3. Despite #2, I don't think I ever saw any of the tapes having been taken out. This store is the type where, if a new release tape has been taken out, they put a little tag on the DVD case to tell you the tape is out. I never saw this on any of the tapes at any time. So the DVDs never got rented but they kept getting more in.
4. The area I live in is basically a retirement village. We have a few actual retirement homes and a store that sells those little electric chair scooter things elderly folks drive around in. Our council actively prevented a hamburger store from opening up in an empty lot because they thought it would attract gangs of wayward teenagers (I'm not even joking). This is the area I live in, and the video store is in the centre of it.
5. The DVDs never went to the weekly shelves or the 'for sale' rack. After maybe four months, 'new release' DVDs go to the regular weekly shelves. There was no longer a pornography section, but the store had an 'anime' section (filled with popular stuff, like Cowboy Bebop, Full Metal Alchemist and Naruto). They have a rack where they put the DVDs they were selling, and at this time I was at that store maybe twice a week. When the DVDs disappeared from the shelves I never remember seeing them anywhere. Not that I really looked, but my memory is usually quite good.

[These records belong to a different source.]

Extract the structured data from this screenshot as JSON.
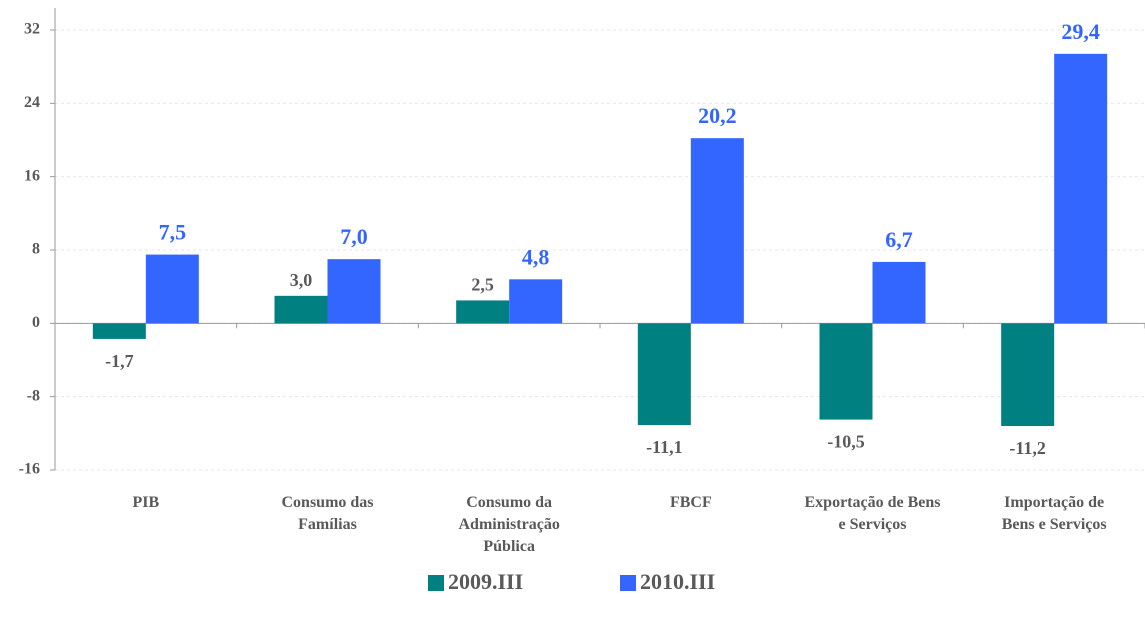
{
  "chart_data": {
    "type": "bar",
    "categories": [
      "PIB",
      "Consumo das Famílias",
      "Consumo da Administração Pública",
      "FBCF",
      "Exportação de Bens e Serviços",
      "Importação de Bens e Serviços"
    ],
    "series": [
      {
        "name": "2009.III",
        "color": "#008080",
        "label_color": "#595959",
        "values": [
          -1.7,
          3.0,
          2.5,
          -11.1,
          -10.5,
          -11.2
        ],
        "value_labels": [
          "-1,7",
          "3,0",
          "2,5",
          "-11,1",
          "-10,5",
          "-11,2"
        ]
      },
      {
        "name": "2010.III",
        "color": "#3366ff",
        "label_color": "#3366ff",
        "values": [
          7.5,
          7.0,
          4.8,
          20.2,
          6.7,
          29.4
        ],
        "value_labels": [
          "7,5",
          "7,0",
          "4,8",
          "20,2",
          "6,7",
          "29,4"
        ]
      }
    ],
    "ylim": [
      -16,
      32
    ],
    "yticks": [
      -16,
      -8,
      0,
      8,
      16,
      24,
      32
    ],
    "grid": true,
    "legend": "bottom"
  }
}
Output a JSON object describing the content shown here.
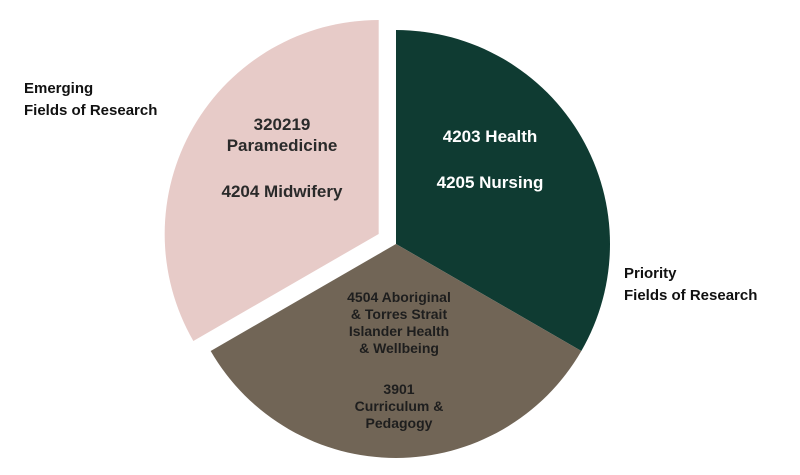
{
  "chart_data": {
    "type": "pie",
    "title": "",
    "slices": [
      {
        "label": "4203 Health / 4205 Nursing",
        "value": 33.3,
        "color": "#0f3b32",
        "text_color": "#ffffff",
        "lines": [
          "4203 Health",
          "",
          "4205 Nursing"
        ]
      },
      {
        "label": "4504 Aboriginal & Torres Strait Islander Health & Wellbeing / 3901 Curriculum & Pedagogy",
        "value": 33.3,
        "color": "#716556",
        "text_color": "#1e1e1e",
        "lines": [
          "4504 Aboriginal",
          "& Torres Strait",
          "Islander Health",
          "& Wellbeing",
          "",
          "3901",
          "Curriculum &",
          "Pedagogy"
        ]
      },
      {
        "label": "320219 Paramedicine / 4204 Midwifery",
        "value": 33.3,
        "color": "#e7cbc8",
        "text_color": "#2a2a2a",
        "lines": [
          "320219",
          "Paramedicine",
          "",
          "4204 Midwifery"
        ]
      }
    ],
    "group_labels": {
      "emerging": [
        "Emerging",
        "Fields of Research"
      ],
      "priority": [
        "Priority",
        "Fields of Research"
      ]
    }
  }
}
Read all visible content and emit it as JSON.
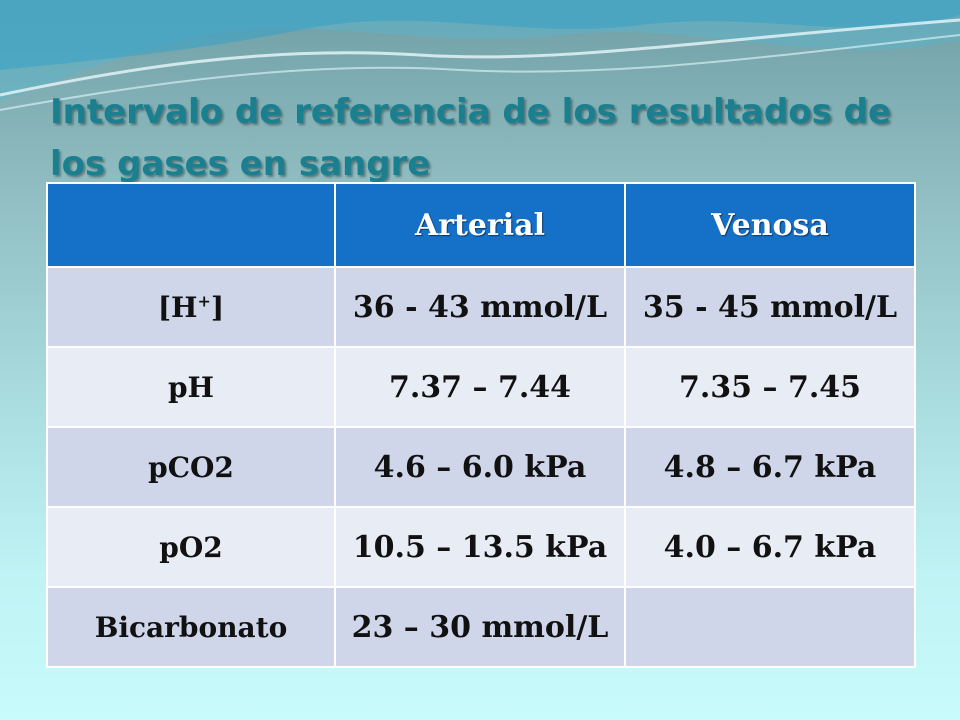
{
  "slide": {
    "title": "Intervalo de referencia de los resultados de los gases en sangre"
  },
  "table": {
    "headers": [
      "",
      "Arterial",
      "Venosa"
    ],
    "rows": [
      {
        "label": "[H+]",
        "arterial": "36 - 43 mmol/L",
        "venosa": "35 - 45 mmol/L"
      },
      {
        "label": "pH",
        "arterial": "7.37 – 7.44",
        "venosa": "7.35 – 7.45"
      },
      {
        "label": "pCO2",
        "arterial": "4.6 – 6.0 kPa",
        "venosa": "4.8 – 6.7 kPa"
      },
      {
        "label": "pO2",
        "arterial": "10.5 – 13.5 kPa",
        "venosa": "4.0 – 6.7 kPa"
      },
      {
        "label": "Bicarbonato",
        "arterial": "23 – 30 mmol/L",
        "venosa": ""
      }
    ]
  }
}
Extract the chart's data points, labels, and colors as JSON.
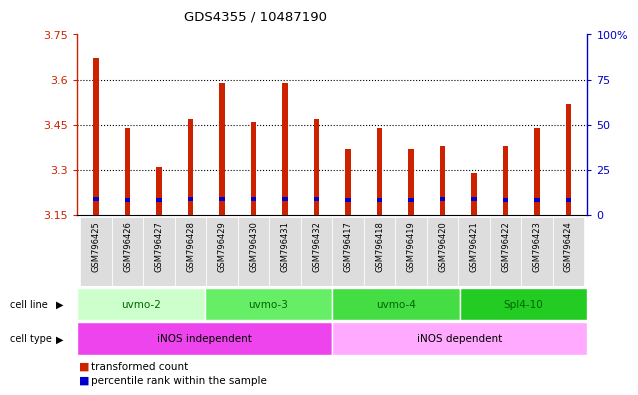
{
  "title": "GDS4355 / 10487190",
  "samples": [
    "GSM796425",
    "GSM796426",
    "GSM796427",
    "GSM796428",
    "GSM796429",
    "GSM796430",
    "GSM796431",
    "GSM796432",
    "GSM796417",
    "GSM796418",
    "GSM796419",
    "GSM796420",
    "GSM796421",
    "GSM796422",
    "GSM796423",
    "GSM796424"
  ],
  "red_values": [
    3.67,
    3.44,
    3.31,
    3.47,
    3.59,
    3.46,
    3.59,
    3.47,
    3.37,
    3.44,
    3.37,
    3.38,
    3.29,
    3.38,
    3.44,
    3.52
  ],
  "blue_bottom": [
    3.195,
    3.193,
    3.193,
    3.195,
    3.196,
    3.195,
    3.196,
    3.195,
    3.193,
    3.193,
    3.193,
    3.195,
    3.195,
    3.193,
    3.193,
    3.193
  ],
  "blue_heights": [
    0.013,
    0.013,
    0.013,
    0.013,
    0.013,
    0.013,
    0.013,
    0.013,
    0.013,
    0.013,
    0.013,
    0.013,
    0.013,
    0.013,
    0.013,
    0.013
  ],
  "ymin": 3.15,
  "ymax": 3.75,
  "y_ticks": [
    3.15,
    3.3,
    3.45,
    3.6,
    3.75
  ],
  "right_ticks": [
    "0",
    "25",
    "50",
    "75",
    "100%"
  ],
  "right_tick_pos": [
    3.15,
    3.3,
    3.45,
    3.6,
    3.75
  ],
  "cell_line_groups": [
    {
      "label": "uvmo-2",
      "start": 0,
      "end": 4,
      "color": "#ccffcc"
    },
    {
      "label": "uvmo-3",
      "start": 4,
      "end": 8,
      "color": "#66ee66"
    },
    {
      "label": "uvmo-4",
      "start": 8,
      "end": 12,
      "color": "#44dd44"
    },
    {
      "label": "Spl4-10",
      "start": 12,
      "end": 16,
      "color": "#22cc22"
    }
  ],
  "cell_type_groups": [
    {
      "label": "iNOS independent",
      "start": 0,
      "end": 8,
      "color": "#ee44ee"
    },
    {
      "label": "iNOS dependent",
      "start": 8,
      "end": 16,
      "color": "#ffaaff"
    }
  ],
  "bar_color_red": "#cc2200",
  "bar_color_blue": "#0000cc",
  "bar_width": 0.18,
  "bg_color": "#ffffff",
  "left_axis_color": "#cc2200",
  "right_axis_color": "#0000cc",
  "cell_line_label_color": "#006600",
  "label_bg_color": "#dddddd"
}
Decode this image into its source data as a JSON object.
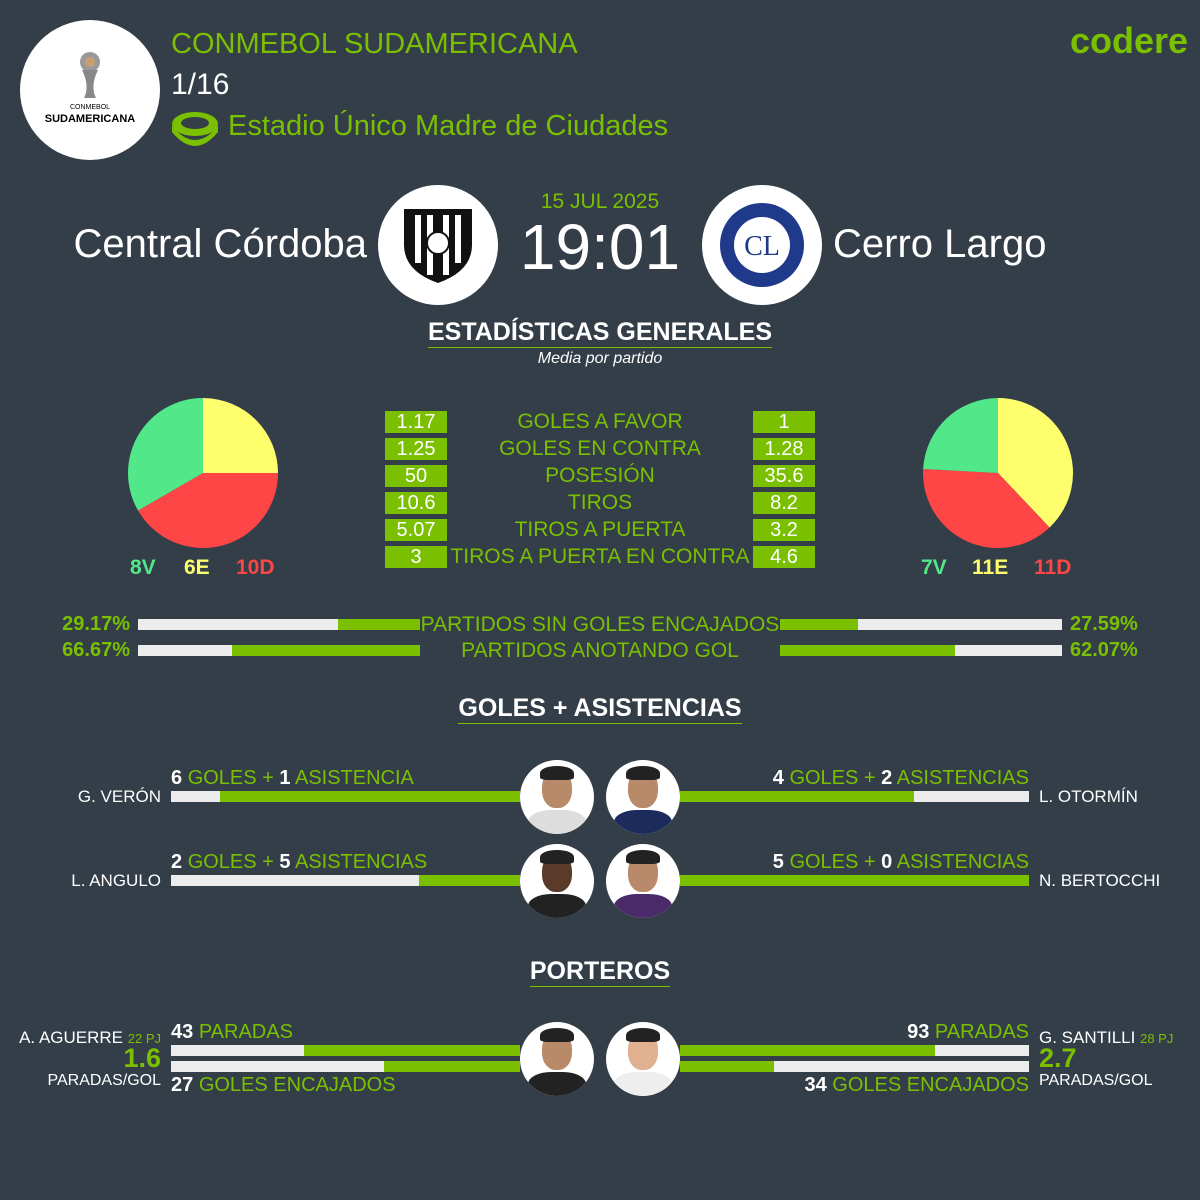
{
  "header": {
    "competition": "CONMEBOL SUDAMERICANA",
    "round": "1/16",
    "stadium": "Estadio Único Madre de Ciudades",
    "logo_text_small": "CONMEBOL",
    "logo_text": "SUDAMERICANA",
    "brand": "codere"
  },
  "match": {
    "date": "15 JUL 2025",
    "time": "19:01",
    "home": "Central Córdoba",
    "away": "Cerro Largo"
  },
  "general": {
    "title": "ESTADÍSTICAS GENERALES",
    "subtitle": "Media por partido",
    "rows": [
      {
        "label": "GOLES A FAVOR",
        "home": "1.17",
        "away": "1"
      },
      {
        "label": "GOLES EN CONTRA",
        "home": "1.25",
        "away": "1.28"
      },
      {
        "label": "POSESIÓN",
        "home": "50",
        "away": "35.6"
      },
      {
        "label": "TIROS",
        "home": "10.6",
        "away": "8.2"
      },
      {
        "label": "TIROS A PUERTA",
        "home": "5.07",
        "away": "3.2"
      },
      {
        "label": "TIROS A PUERTA EN CONTRA",
        "home": "3",
        "away": "4.6"
      }
    ],
    "colors": {
      "win": "#52e88a",
      "draw": "#ffff6e",
      "loss": "#ff4646",
      "accent": "#7ac000",
      "background": "#333e48"
    },
    "home_record": {
      "v": 8,
      "e": 6,
      "d": 10,
      "v_label": "8V",
      "e_label": "6E",
      "d_label": "10D"
    },
    "away_record": {
      "v": 7,
      "e": 11,
      "d": 11,
      "v_label": "7V",
      "e_label": "11E",
      "d_label": "11D"
    },
    "pct_rows": [
      {
        "label": "PARTIDOS SIN GOLES ENCAJADOS",
        "home": "29.17%",
        "away": "27.59%",
        "home_val": 29.17,
        "away_val": 27.59
      },
      {
        "label": "PARTIDOS ANOTANDO GOL",
        "home": "66.67%",
        "away": "62.07%",
        "home_val": 66.67,
        "away_val": 62.07
      }
    ]
  },
  "scorers": {
    "title": "GOLES + ASISTENCIAS",
    "goles_label": "GOLES +",
    "home": [
      {
        "name": "G. VERÓN",
        "goals": "6",
        "assists": "1",
        "assist_label": "ASISTENCIA",
        "fill": 0.86
      },
      {
        "name": "L. ANGULO",
        "goals": "2",
        "assists": "5",
        "assist_label": "ASISTENCIAS",
        "fill": 0.29
      }
    ],
    "away": [
      {
        "name": "L. OTORMÍN",
        "goals": "4",
        "assists": "2",
        "assist_label": "ASISTENCIAS",
        "fill": 0.67
      },
      {
        "name": "N. BERTOCCHI",
        "goals": "5",
        "assists": "0",
        "assist_label": "ASISTENCIAS",
        "fill": 1.0
      }
    ]
  },
  "keepers": {
    "title": "PORTEROS",
    "saves_label": "PARADAS",
    "conceded_label": "GOLES ENCAJADOS",
    "ratio_label": "PARADAS/GOL",
    "home": {
      "name": "A. AGUERRE",
      "pj": "22 PJ",
      "ratio": "1.6",
      "saves": "43",
      "conceded": "27",
      "saves_fill": 0.62,
      "conceded_fill": 0.39
    },
    "away": {
      "name": "G. SANTILLI",
      "pj": "28 PJ",
      "ratio": "2.7",
      "saves": "93",
      "conceded": "34",
      "saves_fill": 0.73,
      "conceded_fill": 0.27
    }
  }
}
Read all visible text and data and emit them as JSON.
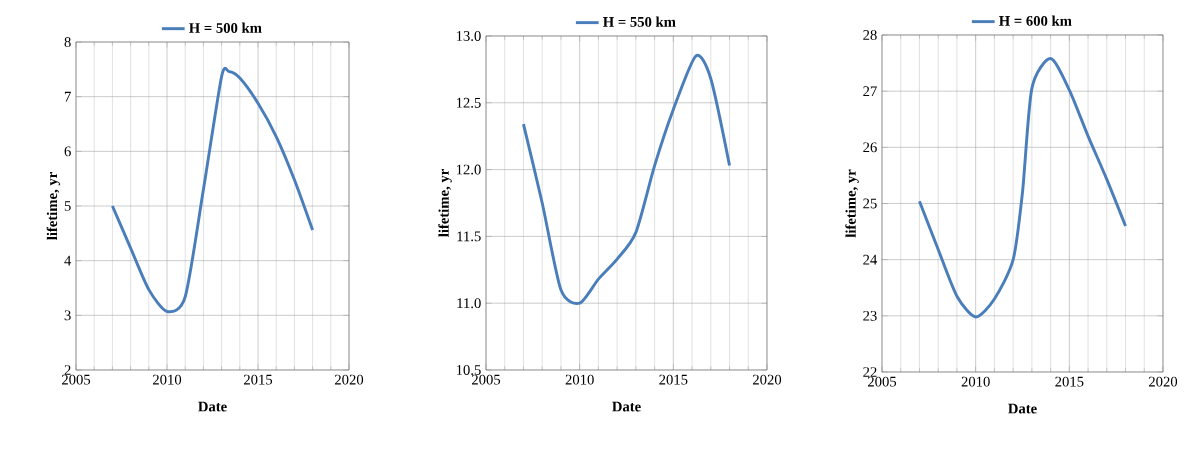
{
  "chart_data": [
    {
      "type": "line",
      "xlabel": "Date",
      "ylabel": "lifetime,  yr",
      "legend": "top",
      "grid": true,
      "xlim": [
        2005,
        2020
      ],
      "xticks": [
        2005,
        2010,
        2015,
        2020
      ],
      "ylim": [
        2,
        8
      ],
      "yticks": [
        2,
        3,
        4,
        5,
        6,
        7,
        8
      ],
      "x": [
        2007,
        2008,
        2009,
        2010,
        2011,
        2012,
        2013,
        2013.4,
        2014,
        2015,
        2016,
        2017,
        2018
      ],
      "series": [
        {
          "name": "H = 500 km",
          "color": "#4a7ebb",
          "values": [
            5.0,
            4.23,
            3.47,
            3.07,
            3.34,
            5.3,
            7.37,
            7.46,
            7.34,
            6.88,
            6.27,
            5.48,
            4.56
          ]
        }
      ]
    },
    {
      "type": "line",
      "xlabel": "Date",
      "ylabel": "lifetime,  yr",
      "legend": "top",
      "grid": true,
      "xlim": [
        2005,
        2020
      ],
      "xticks": [
        2005,
        2010,
        2015,
        2020
      ],
      "ylim": [
        10.5,
        13
      ],
      "yticks": [
        {
          "value": 10.5,
          "label": "10.5"
        },
        {
          "value": 11,
          "label": "11.0"
        },
        {
          "value": 11.5,
          "label": "11.5"
        },
        {
          "value": 12,
          "label": "12.0"
        },
        {
          "value": 12.5,
          "label": "12.5"
        },
        {
          "value": 13,
          "label": "13.0"
        }
      ],
      "x": [
        2007,
        2008,
        2009,
        2010,
        2011,
        2012,
        2013,
        2014,
        2015,
        2016.2,
        2017,
        2018
      ],
      "series": [
        {
          "name": "H = 550 km",
          "color": "#4a7ebb",
          "values": [
            12.34,
            11.75,
            11.1,
            11.0,
            11.18,
            11.33,
            11.53,
            12.03,
            12.45,
            12.85,
            12.68,
            12.03
          ]
        }
      ]
    },
    {
      "type": "line",
      "xlabel": "Date",
      "ylabel": "lifetime,  yr",
      "legend": "top",
      "grid": true,
      "xlim": [
        2005,
        2020
      ],
      "xticks": [
        2005,
        2010,
        2015,
        2020
      ],
      "ylim": [
        22,
        28
      ],
      "yticks": [
        22,
        23,
        24,
        25,
        26,
        27,
        28
      ],
      "x": [
        2007,
        2008,
        2009,
        2010,
        2011,
        2012,
        2012.5,
        2013,
        2014,
        2015,
        2016,
        2017,
        2018
      ],
      "series": [
        {
          "name": "H = 600 km",
          "color": "#4a7ebb",
          "values": [
            25.04,
            24.18,
            23.35,
            22.98,
            23.3,
            24.0,
            25.2,
            27.05,
            27.58,
            27.02,
            26.2,
            25.43,
            24.6
          ]
        }
      ]
    }
  ]
}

So for six months there were a bunch of hentai DVDs at my local video store. And then, at the end of the six months, they disappeared completely. Why? How? Were they removed because of complaints? Were they simply removed due to lack or interest? Did some weirdo just ask to buy them directly?
I have a theory.
It was M. He wanted the tapes, so he ordered them in through the video store, put them out to rent (knowing nobody was going to rent them), and then simply took them home. Now this is mostly built upon the weirdness points built up over two decades of light interactions with the guy, but it sort of makes sense. He owns the store, and has owned it for as long as I've been going there from what I can tell.
Of course I have nothing to back any of my crazed conspiracy theories up with, but it makes sense to me.